Incomplete and Inaccurate Clinical Record Documentation
Penalty
Summary
The facility failed to maintain complete and accurate clinical record documentation for two residents. For one resident, a physician order required a daily respiratory assessment on every day shift, including documentation of lung sounds, pulse, and O2 saturation. However, there was no documented evidence that the assigned licensed nurse completed or recorded the required respiratory assessment or the resident's vital signs on one of the days. Additionally, a nursing note indicated the resident appeared lethargic with little verbal response, but only stated that vital signs were within normal limits without specifying the actual values.
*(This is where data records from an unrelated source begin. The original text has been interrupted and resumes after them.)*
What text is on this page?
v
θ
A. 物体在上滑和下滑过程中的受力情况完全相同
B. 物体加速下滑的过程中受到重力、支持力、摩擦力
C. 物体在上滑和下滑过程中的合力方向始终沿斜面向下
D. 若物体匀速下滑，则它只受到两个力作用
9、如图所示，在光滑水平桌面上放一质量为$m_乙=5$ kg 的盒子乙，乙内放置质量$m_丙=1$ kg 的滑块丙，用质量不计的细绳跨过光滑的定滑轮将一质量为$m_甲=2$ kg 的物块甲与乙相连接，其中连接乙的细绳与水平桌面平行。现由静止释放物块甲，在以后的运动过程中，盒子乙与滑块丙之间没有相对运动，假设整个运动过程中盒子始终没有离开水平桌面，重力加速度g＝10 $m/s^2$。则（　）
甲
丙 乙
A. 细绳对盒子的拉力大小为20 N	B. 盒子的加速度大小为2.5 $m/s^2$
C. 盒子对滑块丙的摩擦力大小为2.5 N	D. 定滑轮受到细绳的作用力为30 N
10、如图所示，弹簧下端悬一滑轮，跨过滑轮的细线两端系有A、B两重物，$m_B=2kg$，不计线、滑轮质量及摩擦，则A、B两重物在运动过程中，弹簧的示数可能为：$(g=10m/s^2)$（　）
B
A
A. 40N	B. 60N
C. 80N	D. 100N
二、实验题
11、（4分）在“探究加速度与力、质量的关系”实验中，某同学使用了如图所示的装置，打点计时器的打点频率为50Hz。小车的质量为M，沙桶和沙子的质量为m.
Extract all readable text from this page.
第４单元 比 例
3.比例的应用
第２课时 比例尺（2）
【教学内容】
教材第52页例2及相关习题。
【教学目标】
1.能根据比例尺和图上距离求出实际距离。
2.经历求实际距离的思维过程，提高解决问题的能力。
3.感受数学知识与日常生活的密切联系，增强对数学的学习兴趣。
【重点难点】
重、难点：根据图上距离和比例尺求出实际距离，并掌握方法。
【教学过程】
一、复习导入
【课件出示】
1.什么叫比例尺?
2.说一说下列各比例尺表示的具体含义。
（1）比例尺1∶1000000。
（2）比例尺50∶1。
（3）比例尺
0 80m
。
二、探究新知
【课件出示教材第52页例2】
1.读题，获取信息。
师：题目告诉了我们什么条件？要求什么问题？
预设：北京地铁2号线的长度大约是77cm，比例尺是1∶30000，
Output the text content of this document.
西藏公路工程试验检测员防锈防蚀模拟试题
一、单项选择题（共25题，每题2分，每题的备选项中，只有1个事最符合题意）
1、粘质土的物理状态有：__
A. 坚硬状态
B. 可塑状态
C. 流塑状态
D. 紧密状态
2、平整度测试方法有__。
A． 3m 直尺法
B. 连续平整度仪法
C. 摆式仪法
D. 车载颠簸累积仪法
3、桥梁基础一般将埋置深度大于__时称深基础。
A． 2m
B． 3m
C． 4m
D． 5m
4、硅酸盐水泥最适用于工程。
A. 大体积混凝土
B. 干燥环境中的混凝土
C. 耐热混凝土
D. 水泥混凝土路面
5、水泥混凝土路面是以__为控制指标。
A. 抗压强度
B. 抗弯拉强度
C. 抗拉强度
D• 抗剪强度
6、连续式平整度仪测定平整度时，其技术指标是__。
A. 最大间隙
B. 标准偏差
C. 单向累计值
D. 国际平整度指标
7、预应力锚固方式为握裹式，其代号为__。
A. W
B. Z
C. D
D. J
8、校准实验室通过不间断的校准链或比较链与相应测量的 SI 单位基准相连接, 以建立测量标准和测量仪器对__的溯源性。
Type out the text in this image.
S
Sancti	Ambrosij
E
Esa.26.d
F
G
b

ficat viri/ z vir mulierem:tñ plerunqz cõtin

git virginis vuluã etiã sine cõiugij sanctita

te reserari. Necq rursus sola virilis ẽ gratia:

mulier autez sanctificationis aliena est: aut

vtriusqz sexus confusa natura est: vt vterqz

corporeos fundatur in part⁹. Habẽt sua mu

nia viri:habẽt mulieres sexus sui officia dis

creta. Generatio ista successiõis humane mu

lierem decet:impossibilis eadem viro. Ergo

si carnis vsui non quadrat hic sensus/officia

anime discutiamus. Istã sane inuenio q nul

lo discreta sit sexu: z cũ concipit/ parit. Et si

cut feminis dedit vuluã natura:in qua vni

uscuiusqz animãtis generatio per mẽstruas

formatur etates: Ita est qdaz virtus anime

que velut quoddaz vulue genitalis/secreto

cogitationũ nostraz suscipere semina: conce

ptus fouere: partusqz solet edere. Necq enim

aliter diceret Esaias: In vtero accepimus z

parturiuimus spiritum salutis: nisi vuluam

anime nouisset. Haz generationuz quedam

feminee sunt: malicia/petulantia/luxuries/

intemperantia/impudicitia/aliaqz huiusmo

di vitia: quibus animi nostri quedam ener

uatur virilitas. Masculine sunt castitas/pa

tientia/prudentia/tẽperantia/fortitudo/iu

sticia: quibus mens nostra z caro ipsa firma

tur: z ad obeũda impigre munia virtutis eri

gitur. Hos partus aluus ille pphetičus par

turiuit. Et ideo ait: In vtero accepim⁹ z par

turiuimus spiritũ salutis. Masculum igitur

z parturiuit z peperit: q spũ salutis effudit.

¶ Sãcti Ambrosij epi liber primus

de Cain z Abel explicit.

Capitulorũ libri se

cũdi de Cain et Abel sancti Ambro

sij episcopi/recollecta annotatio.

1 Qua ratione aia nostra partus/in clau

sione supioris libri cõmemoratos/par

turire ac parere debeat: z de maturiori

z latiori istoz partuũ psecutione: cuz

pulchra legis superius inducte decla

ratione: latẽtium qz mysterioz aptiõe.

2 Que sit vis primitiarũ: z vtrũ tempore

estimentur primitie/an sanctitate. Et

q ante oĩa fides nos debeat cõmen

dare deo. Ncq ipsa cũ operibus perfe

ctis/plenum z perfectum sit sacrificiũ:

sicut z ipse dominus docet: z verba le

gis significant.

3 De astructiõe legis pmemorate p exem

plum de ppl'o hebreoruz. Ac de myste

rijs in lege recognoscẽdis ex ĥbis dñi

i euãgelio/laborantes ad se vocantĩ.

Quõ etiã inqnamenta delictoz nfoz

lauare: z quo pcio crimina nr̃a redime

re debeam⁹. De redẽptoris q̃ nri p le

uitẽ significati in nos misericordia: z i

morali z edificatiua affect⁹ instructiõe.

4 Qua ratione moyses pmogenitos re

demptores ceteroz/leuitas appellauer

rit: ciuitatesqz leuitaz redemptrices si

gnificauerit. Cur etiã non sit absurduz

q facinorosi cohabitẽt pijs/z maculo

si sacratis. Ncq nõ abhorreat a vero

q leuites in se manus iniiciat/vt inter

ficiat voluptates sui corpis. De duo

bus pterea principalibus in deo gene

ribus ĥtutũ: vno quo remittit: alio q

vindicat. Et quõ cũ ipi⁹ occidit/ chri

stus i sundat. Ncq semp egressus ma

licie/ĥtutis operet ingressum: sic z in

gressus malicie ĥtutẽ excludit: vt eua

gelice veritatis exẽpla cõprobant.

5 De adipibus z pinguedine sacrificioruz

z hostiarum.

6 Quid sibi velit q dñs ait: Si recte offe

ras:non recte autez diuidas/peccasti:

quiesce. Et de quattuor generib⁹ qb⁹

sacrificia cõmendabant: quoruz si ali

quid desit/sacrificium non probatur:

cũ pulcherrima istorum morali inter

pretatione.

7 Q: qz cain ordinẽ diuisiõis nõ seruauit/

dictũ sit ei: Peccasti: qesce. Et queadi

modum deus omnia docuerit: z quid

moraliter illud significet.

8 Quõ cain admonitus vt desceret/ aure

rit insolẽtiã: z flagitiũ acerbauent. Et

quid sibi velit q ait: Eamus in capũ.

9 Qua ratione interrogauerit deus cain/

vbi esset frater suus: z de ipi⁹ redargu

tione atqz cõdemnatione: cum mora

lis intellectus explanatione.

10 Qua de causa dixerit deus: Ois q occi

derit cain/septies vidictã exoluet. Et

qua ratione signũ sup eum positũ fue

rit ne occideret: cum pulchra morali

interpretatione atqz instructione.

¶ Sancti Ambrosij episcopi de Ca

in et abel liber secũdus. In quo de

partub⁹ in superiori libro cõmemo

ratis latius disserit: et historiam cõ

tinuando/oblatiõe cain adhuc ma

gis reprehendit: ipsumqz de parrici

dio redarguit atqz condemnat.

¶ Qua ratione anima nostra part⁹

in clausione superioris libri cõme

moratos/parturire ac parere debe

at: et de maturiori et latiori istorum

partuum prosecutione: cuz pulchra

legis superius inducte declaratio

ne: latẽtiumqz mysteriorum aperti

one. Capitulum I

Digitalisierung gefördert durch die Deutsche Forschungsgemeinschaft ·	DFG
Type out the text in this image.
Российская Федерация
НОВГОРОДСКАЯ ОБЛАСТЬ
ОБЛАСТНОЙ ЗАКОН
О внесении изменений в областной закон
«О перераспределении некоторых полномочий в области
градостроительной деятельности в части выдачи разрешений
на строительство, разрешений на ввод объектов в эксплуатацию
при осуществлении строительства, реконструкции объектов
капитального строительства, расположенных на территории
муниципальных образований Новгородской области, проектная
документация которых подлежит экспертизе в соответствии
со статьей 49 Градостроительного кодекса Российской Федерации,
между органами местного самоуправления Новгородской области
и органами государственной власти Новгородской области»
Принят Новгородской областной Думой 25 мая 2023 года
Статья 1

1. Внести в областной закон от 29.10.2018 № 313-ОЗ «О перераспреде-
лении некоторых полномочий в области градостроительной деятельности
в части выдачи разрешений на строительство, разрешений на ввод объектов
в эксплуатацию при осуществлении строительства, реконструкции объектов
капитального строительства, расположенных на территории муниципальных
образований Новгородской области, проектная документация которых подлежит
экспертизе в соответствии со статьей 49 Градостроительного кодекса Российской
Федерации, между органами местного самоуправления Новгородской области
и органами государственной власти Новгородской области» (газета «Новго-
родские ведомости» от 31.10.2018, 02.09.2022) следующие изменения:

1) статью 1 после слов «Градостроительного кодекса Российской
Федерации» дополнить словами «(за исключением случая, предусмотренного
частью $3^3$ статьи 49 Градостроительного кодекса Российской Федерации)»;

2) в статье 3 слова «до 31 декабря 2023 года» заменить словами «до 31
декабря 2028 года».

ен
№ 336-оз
For another resident, who was admitted and discharged within a short period, the medication administration record lacked documentation regarding the administration or omission of prescribed medications, specifically levothyroxine and Klonopin, on a particular day. These findings were based on a review of clinical records and staff interviews, demonstrating incomplete and inaccurate documentation in the residents' medical records.
Plan Of Correction
F0842 1. Resident R1 and Resident R2 were sent to hospital before discovery of missed medications. R2 did not return to facility. MD made aware of Resident R1 missing medications. 2. The DON or designee audited the MARS for all residents for the previous 72 hours to identify any other missed or late medications. Any identified missed medications were addressed immediately, physicians notified, and corrective actions taken. 3. All licensed nurses were re-educated on the facility's Medication Administration Policy, including: Documentation requirements for missed or late doses, Immediate physician notification requirements, what to do while passing medication and needed medication not in cart. 4. DON or designee will audit the MAR for missed Synthroid, klonopin, and respiratory assessments daily for 2 weeks, then weekly for 1 month, to verify: All medications are administered as ordered. Any missed or late doses are documented with a reason and physician notification. Findings will be reported to QAPI.